In 1762, his forty-second year, he settled down at Balnagowan Castle, and took a long hard look at what he owned. It was not encouraging. Land and people were much as they had been for centuries, except that many of his tenants were absentee Lowlanders, sub-letting to the Highlanders. A methodical, patient man, a man used to waiting for wind and tide, he slowly began to change both earth and tenants. He enclosed barren hillsides, and paid southern labourers a shilling a day to plant them. He drained and reclaimed marshy valleys. He refused to renew the leases of the absent Lowlanders, and he raised the rents of the sub-tenants. He also brought sheep to the county of Ross.

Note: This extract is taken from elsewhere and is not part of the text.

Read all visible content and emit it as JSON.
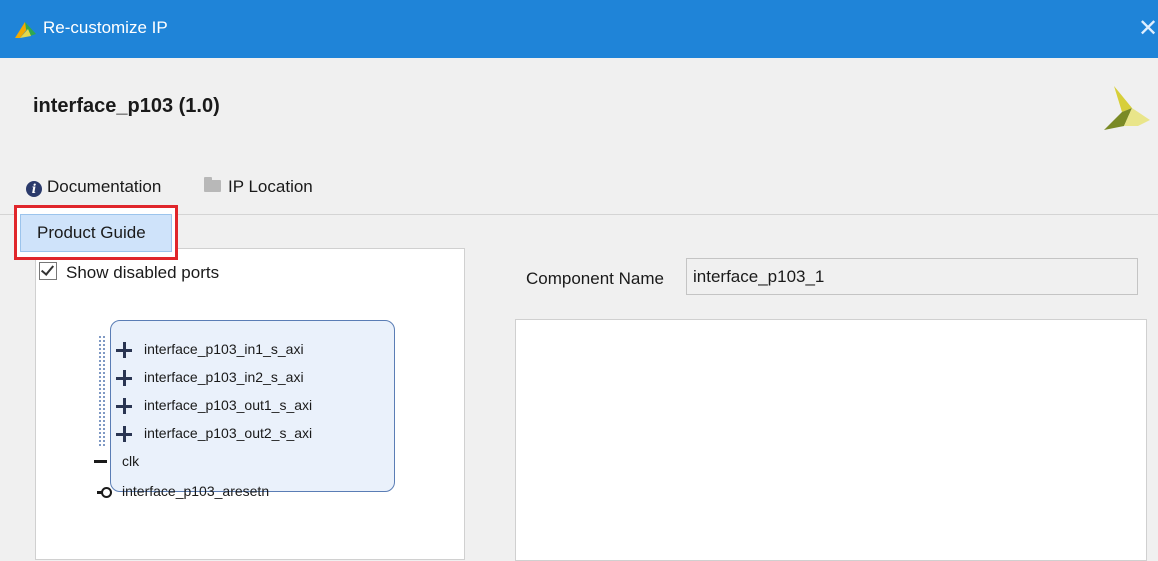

On his journey northward he had passed through Perthshire, and he had seen the flocks of black-faced Lintons which graziers were now pasturing there. He was told that they not only survived the white winters and black frosts, but also produced three times as much meat as cattle on the same area. When he had gathered to himself all the troublesome leases on his property, Lockhart-Ross took one large farm under his immediate control and put a flock of Lintons upon it. The experiment was successful and having proved a point and being anxious to turn his attention now to other Improvements, he granted the lease of the farm to a southern grazier, Thomas Geddes, on condition that he continued with Lintons. Thus Mr Geddes acquired the distinction of being the first Lowland sheep-farmer to come north of the Gr
eat Glen. The prosperity that followed for him, and for the son who took the lease after him, showed that his journey had not been as suicidal as his Lowland friends had forecast. They were sending two hundred thousand sheep across the Border to England every year, and were anxious to send more. Armstrongs, Elliots, and Scotts, a ‘fine stalwart race of men’, they turned their eyes northward with quickening interest.
The county of Ross was admirably suited to a great sheep economy. It endured less snow and enjoyed warmer summers than some more southern counties. Through its immobile ocean of mountain waves ran valley troughs that followed the course of the sun. There were good pastures for summer and safe shelter for winter. The rock walls ran with sweet water. There were, of course, people as well, but men were already saying that since there were too many of them, anyway, they would be far better off elsewhere.
Mr Geddes received no welcome from the men of Ross whom Sir John had removed from the upland pastures. They shot his sheep at night, drove them into the lochs, and terrorized his shepherds. They faced him on the brae and spoke words that were gibberish to him. ‘The strongest deer,’ they said, ‘will not live here in the winter.’ But the black-faced Lintons did. Even so, a stronger, hardier breed was desirable, one that was less subject to disease and would give a greater yield of mutton and wool in proportion to the high acreage of pasture needed.